One of his Brahmin moods, she decided. She had learned that the best way to deal with them was to ignore them. His mind, when it concentrated on a problem, often made him seem fuzzy and disconcerted to those around him. Coming out of her bedroom she went to Ben's and helped him dress in boots and a snowsuit. For good measure she tied a scarf around his neck and pulled his woolen hat over his forehead. Then she put a shovel in his hands and sent him into the garden.
"You start. When Daddy leaves, I'll be out to help you." She watched as he frolicked in the snow. His first act was to throw a snowball at Hamster. Watching them made
her feel lighthearted and joyful.
"God, snow makes me feel good," she said when Orson came out of the shower. She looked at him and smiled. "I wish you could stay home and play with us."
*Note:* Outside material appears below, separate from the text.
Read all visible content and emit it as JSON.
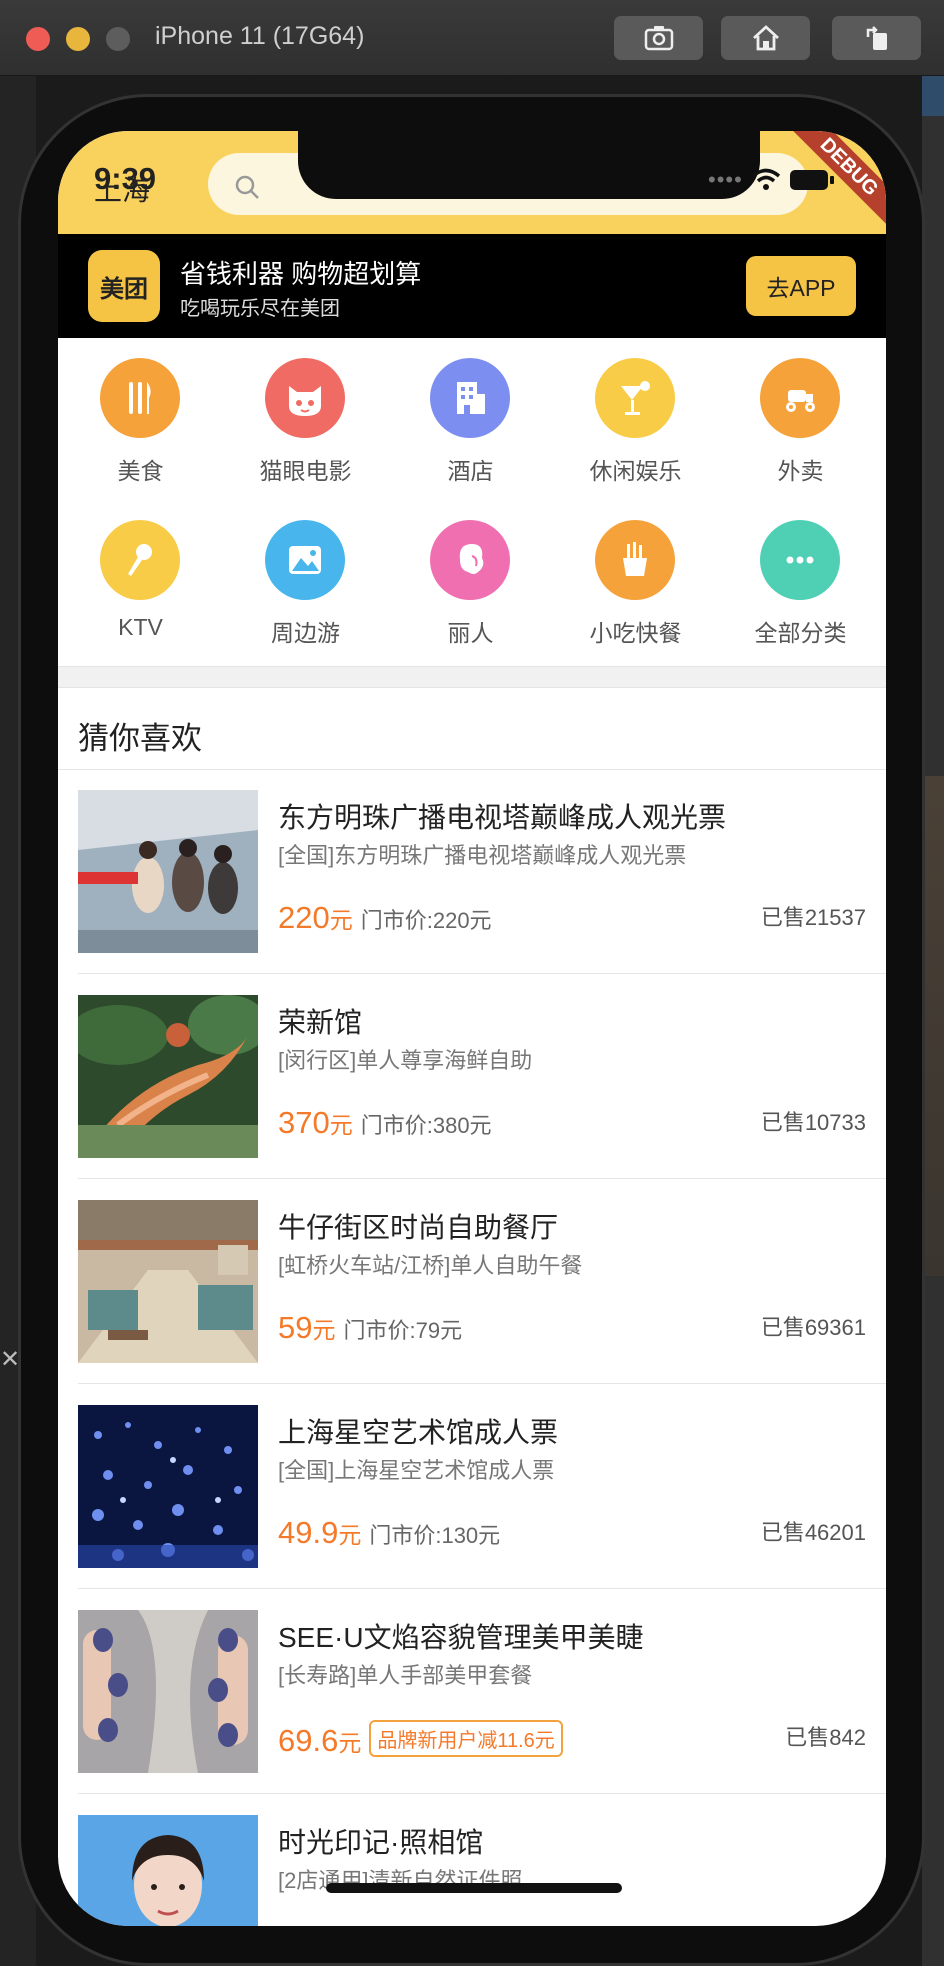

"Duty calls," he muttered, turning away.
"Sure you've got everything you need?" she asked. He had packed himself the night before.
"I'm sure."
She could never fault his self-reliance, and she was proud of him for that, and for his brains and good looks as well. A take-charge man, her mother had called him from the beginning. There was never any doubt that Orson Simpson was going places, although sometimes she did feel slightly subservient. Not that he flaunted his surety. Unlike her, he simply had definite ideas about things. She was more of a muller, more of a Vermonter. It was a trait that mimicked being indecisive, which she did not feel she was.
If she felt on occasion a sense of deficiency, it came strictly from unsuitable comparisons, which she quickly rationalized in her no-nonsense New England manner. Being a wife and mother was a full-time job. She was not one of those women pressured to pursue a career, although she had been doing very nicely as a secretary when Orson was just getting started, an honorable profession with good wages. What jobs were around for English majors? Someday she would go back to school and take her master's, and maybe a Ph.D.
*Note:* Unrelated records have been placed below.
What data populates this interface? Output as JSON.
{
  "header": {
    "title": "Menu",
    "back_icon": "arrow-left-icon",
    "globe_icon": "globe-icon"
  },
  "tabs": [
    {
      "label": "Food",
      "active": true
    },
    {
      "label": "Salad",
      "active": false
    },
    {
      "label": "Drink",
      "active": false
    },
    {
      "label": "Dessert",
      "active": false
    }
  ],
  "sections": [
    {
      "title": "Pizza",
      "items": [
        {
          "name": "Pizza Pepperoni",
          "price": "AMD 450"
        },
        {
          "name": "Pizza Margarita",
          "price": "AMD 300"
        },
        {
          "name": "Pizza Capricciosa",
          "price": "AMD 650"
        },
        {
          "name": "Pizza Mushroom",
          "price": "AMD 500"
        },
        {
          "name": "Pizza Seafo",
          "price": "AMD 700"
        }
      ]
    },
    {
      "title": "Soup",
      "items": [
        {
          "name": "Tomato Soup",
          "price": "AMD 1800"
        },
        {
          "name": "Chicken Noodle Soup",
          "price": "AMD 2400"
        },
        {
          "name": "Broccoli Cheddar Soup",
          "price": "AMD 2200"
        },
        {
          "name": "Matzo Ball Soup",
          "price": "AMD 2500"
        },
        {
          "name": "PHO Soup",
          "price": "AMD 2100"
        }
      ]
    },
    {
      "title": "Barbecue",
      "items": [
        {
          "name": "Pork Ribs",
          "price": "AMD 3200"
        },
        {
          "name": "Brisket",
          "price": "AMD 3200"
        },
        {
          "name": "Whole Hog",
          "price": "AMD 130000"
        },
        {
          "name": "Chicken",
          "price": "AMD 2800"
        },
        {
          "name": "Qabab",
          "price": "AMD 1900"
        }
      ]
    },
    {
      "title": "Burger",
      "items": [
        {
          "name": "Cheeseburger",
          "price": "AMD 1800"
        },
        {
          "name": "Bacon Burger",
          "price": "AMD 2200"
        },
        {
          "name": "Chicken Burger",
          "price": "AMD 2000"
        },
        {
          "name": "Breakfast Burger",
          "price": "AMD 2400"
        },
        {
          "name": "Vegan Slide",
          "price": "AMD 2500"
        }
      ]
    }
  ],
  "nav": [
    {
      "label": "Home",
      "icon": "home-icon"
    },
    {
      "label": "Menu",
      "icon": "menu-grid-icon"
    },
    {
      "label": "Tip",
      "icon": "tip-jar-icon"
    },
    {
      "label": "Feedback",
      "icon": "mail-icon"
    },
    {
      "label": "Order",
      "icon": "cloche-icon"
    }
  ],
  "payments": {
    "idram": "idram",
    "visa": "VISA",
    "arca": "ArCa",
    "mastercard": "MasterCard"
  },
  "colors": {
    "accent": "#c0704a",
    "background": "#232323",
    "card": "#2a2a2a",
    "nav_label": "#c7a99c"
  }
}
Meanwhile, she would concentrate on being a good wife and mother, like her own mom. Only she would not let Ben be an only child. If there was any serious ripple in her normal tranquillity, it was on that subject.
"Not yet," Orson had told her. "Give Ben a chance to be an entity."
An entity. It seemed a strange word to describe a child. But she did not wish to be a nag about it. Nothing worse than a nag.
She began to make their bed and tidy up.
"I'm leaving three hundred in cash," he said, counting out the money on the bureau, "just in case." He had always handled their finances, although she had her own checking account from which she managed to squirrel away extra money. Actually, she had saved nearly ten thousand dollars—hers to use as she wished.
"It's only four days," she said. "With all this snow, what's there to spend it on?"